Room: AAPM ePoster Library
Purpose: develop non-invasive grading models of parotid gland cancer (PGC) malignancy based on radiomic features in preoperative magnetic resonance (pMR) images using five conventional machine learning (cML) and five deep convolutional neural network (DCNN).
Methods: We retrospectively collected the pMR images of 39 PGC patients with 20 high- and 19 intermediate- plus low-malignancy grades. A total of 829 two-dimensional PGC images were cropped from T1- and T2-weighted pMR images. The PGC images were divided into 70% for a training dataset and 30% for a test dataset. High- versus intermediate- plus low-malignancy grades were predicted using radiomic MR features with five cML (logistic regression (LR), random forest (RF), k-nearest neighbors (k-NN), support vector machine (SVM), and artificial neural network (ANN)) and five pre-trained DCNNs (AlexNet, GoogLeNet, VGG-16, ResNet-101, and DenseNet-201). A total of 972 hand-crafted radiomic features were extracted from PGC images, and then radiomic biomarkers were obtained by a least absolute shrinkage and selection operator (LASSO) in the training dataset for five cML models. Last three layers of the pre-trained DCNNs were replaced with new three layers for the prediction task, and they are fine-tuned. The prediction performances of the 10 models were evaluated by the accuracy and the area under the receiver operating characteristic curve (AUC).

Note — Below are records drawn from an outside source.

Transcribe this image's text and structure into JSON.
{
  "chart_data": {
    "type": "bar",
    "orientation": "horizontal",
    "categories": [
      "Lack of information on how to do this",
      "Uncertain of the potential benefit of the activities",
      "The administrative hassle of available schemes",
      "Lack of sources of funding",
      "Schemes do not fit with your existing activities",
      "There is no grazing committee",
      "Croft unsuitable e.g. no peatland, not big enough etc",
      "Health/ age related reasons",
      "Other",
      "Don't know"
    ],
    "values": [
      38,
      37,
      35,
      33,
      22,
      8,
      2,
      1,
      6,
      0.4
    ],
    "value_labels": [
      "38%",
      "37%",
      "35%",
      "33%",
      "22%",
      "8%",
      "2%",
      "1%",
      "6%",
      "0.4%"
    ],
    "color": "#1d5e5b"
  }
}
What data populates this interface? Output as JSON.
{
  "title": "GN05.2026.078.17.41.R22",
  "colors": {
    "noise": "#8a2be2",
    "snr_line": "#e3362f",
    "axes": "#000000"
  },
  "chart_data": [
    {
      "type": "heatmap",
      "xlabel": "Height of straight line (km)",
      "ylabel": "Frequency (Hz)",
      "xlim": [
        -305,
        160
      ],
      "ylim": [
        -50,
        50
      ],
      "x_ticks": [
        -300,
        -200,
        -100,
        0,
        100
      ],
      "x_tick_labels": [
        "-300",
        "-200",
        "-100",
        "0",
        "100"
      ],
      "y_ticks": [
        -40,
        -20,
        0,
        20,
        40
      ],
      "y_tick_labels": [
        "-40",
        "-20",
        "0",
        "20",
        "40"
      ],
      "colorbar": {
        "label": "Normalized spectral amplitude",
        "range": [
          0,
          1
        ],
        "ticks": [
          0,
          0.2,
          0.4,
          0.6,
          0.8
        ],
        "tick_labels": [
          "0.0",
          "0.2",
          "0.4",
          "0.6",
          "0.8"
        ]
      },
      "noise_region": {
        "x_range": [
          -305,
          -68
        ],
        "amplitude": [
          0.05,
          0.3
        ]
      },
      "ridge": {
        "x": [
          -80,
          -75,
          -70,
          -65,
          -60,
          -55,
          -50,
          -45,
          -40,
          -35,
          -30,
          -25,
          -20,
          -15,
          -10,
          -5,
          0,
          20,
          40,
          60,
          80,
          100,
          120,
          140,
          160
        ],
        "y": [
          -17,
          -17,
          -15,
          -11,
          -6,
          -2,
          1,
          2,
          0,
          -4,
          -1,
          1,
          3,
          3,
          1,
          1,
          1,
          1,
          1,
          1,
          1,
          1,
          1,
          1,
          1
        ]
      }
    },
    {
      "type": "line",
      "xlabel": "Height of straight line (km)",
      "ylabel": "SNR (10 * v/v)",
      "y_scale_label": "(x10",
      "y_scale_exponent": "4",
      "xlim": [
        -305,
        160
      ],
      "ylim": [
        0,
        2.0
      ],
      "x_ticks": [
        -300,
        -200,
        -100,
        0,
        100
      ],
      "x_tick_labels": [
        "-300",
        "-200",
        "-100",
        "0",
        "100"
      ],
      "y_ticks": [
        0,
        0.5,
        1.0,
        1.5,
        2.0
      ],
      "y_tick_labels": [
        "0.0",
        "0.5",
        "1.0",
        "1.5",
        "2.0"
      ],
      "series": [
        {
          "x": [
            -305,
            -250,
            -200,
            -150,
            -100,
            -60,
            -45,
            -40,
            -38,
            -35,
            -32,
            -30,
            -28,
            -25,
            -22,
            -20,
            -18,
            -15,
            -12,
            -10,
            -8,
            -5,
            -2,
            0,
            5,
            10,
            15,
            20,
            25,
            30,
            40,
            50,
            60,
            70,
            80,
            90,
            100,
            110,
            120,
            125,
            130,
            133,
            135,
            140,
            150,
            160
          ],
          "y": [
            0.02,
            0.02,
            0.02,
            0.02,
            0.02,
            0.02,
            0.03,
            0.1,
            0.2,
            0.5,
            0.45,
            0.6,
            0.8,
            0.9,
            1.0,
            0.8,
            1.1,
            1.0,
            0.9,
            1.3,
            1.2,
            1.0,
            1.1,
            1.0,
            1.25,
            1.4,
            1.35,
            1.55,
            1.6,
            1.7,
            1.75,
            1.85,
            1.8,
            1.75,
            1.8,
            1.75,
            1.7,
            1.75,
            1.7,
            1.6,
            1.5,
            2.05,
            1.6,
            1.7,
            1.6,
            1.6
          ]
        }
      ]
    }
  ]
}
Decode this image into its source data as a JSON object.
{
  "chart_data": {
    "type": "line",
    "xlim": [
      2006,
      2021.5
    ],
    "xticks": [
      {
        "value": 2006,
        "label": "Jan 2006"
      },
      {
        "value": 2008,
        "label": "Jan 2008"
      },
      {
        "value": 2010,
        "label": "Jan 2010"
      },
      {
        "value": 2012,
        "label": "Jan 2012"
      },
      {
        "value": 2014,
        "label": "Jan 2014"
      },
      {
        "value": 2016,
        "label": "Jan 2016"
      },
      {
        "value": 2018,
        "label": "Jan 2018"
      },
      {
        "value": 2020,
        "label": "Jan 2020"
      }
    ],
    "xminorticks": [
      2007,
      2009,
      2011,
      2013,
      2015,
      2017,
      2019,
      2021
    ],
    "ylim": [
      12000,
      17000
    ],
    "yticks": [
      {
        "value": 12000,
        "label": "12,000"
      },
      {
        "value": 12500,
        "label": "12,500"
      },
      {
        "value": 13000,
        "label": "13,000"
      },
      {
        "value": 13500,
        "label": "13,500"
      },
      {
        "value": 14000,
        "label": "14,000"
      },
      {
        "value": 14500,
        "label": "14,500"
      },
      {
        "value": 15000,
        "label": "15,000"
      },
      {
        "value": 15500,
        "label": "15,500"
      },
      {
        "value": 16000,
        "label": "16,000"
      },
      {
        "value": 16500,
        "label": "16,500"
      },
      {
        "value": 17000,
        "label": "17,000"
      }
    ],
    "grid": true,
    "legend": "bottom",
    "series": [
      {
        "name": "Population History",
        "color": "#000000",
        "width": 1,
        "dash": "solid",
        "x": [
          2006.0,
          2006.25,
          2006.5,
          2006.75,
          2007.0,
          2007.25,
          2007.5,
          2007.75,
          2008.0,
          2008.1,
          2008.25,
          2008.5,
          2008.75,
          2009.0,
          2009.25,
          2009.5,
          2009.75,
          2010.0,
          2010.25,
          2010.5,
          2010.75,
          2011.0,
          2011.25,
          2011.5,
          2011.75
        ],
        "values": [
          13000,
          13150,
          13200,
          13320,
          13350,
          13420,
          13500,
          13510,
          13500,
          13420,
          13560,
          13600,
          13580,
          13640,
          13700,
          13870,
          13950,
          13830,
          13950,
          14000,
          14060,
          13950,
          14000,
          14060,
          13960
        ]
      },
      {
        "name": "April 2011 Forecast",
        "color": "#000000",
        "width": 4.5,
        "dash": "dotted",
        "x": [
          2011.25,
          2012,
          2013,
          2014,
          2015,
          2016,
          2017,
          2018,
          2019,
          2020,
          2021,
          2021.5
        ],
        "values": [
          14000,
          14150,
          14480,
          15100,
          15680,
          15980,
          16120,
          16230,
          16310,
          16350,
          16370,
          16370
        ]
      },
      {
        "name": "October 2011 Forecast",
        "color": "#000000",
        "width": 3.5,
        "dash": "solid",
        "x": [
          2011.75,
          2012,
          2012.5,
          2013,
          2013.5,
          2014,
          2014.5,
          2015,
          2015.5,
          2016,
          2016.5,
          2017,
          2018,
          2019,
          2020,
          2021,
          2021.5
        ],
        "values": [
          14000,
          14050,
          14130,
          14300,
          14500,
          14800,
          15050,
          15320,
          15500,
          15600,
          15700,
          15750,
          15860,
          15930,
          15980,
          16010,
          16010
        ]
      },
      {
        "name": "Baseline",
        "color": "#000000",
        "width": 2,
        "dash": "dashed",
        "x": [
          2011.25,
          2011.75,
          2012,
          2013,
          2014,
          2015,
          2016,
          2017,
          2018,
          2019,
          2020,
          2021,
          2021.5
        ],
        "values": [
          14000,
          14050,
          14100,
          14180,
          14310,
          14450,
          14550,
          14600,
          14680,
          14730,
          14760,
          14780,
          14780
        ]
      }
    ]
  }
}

Results: The VGG-16-based model demonstrated the best prediction performance (accuracy: 85.4%, AUC: 0.906) among the 10 models. Moreover, all DCNN-based malignancy grading models showed the higher accuracy than the conventional histological diagnosis approach by fine needle aspiration cytology (FNAC) of 73.7% in our hospital.
Conclusion: The VGG-16-based model could be feasible for noninvasively grading of PGC malignancy using pMR images.